Now he does crumple the paper. "Shoot." He sets it aside, fruitlessly tries to smooth it out, and begins to pace when that fails. A few hours. He can wait a few hours. He's got his mail to finish sorting, his groceries to put away, hell, he'll even do his laundry. Yeah. That'll fill the time.


It does not, in fact, fill the time. But time passes regardless of how slowly it drags, and so after a small eternity Steve finds himself across from Sam in a worn leather booth while a man presumably fresh into college walks away to get them both coffees.

"I figured you want me awake for this," Sam explains, leaning back into his seat. "So, the letter."

Steve pulls it from his jacket and slides it across the table. "He put his old New York address."

"Huh. So he did." Sam scans the letter. "Not much to say."

"What do you make of it?"

"Honestly? There's not enough here to make a good guess. But since I can guess what you want it to be, I'll play devil's advocate. Your boy could be luring you into a trap."

"In the middle of D.C.?" That gets him a raised eyebrow and a pointed glance out the window in the direction of the Triskelion. "Okay, point taken. I don't think he'd do that, though. Even if," his voice drops, "HYDRA got to him again, he's had more than enough time to shoot me in the back if he wanted. Besides, I think we would've heard about him returning at one of the bases we hit. It's not like I'm not going to be careful."

Their waiter returns with their coffees, accepts their thanks with a nod, and heads over to another table. Steve and Sam pause their conversation to talk appreciative sips of the warm beverages. The day had started out nice, but afternoon clouds and an evening breeze have cooled it significantly.
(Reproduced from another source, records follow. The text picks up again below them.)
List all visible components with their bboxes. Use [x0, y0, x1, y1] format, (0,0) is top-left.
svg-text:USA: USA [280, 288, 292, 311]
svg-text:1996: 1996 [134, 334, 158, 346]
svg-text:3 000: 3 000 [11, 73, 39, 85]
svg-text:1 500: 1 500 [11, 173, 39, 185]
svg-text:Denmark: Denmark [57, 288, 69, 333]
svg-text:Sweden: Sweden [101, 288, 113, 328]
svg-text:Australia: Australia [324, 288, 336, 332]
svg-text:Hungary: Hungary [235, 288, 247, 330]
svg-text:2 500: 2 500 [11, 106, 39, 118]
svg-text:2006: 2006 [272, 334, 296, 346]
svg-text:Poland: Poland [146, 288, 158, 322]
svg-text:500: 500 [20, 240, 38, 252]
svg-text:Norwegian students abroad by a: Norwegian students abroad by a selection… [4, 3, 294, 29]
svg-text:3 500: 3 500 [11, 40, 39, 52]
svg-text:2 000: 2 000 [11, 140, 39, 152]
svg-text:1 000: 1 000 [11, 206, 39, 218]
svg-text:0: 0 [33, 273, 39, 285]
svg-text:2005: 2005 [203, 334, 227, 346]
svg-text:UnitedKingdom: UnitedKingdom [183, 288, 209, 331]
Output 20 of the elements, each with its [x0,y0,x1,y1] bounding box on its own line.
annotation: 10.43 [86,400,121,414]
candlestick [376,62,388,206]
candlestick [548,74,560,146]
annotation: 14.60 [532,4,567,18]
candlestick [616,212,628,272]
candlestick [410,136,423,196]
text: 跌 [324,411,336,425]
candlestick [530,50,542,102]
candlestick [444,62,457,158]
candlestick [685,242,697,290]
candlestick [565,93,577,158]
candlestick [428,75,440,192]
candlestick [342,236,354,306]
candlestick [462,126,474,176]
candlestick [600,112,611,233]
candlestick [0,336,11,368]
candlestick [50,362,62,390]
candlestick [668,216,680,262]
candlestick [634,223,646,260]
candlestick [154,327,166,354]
Inside, though, Steve finds a different chill working its way down his spine. He's being watched. A brief inventory of the café, as much as he can get away with without making it obvious, doesn't turn up anything out of the ordinary. Still, he keeps half an ear out for anything untoward.

With his mug offering steady heat to his palms, he rests his forearms on the table and tries a new angle. "Can you be there to watch my back? Like you said, there's a chance it's not what it looks like, and you've done a pretty okay job of keeping me in one piece before."

"Wow, 'pretty okay'? Remind me to drop you short of your target the next time you need me to haul you up to to a helicarrier in the sky. Yeah, of course I can have your back. I want this to work out for you, I really do."

"Thanks, Sam."

Steve takes another sip of his coffee, but as he does so, the feeling returns even stronger.

"Something the matter?"

"No." Steve gives Sam a look. "Think there's a bit too much cream in here."

Sam's expression barely flickers. "Shame. Think you'll be able to finish it?"

Spy doublespeak is more Natasha's thing, but Steve's pretty confident in his ability to handle something this simple. "Yeah, I don't like the idea of wasting what I've ordered. A little cream never hurt anyone."

"If you say so."

The rest of their conversation passes without incident, but Steve never finds their watcher and doesn't shake the feeling until he's closed the door of his own apartment behind him.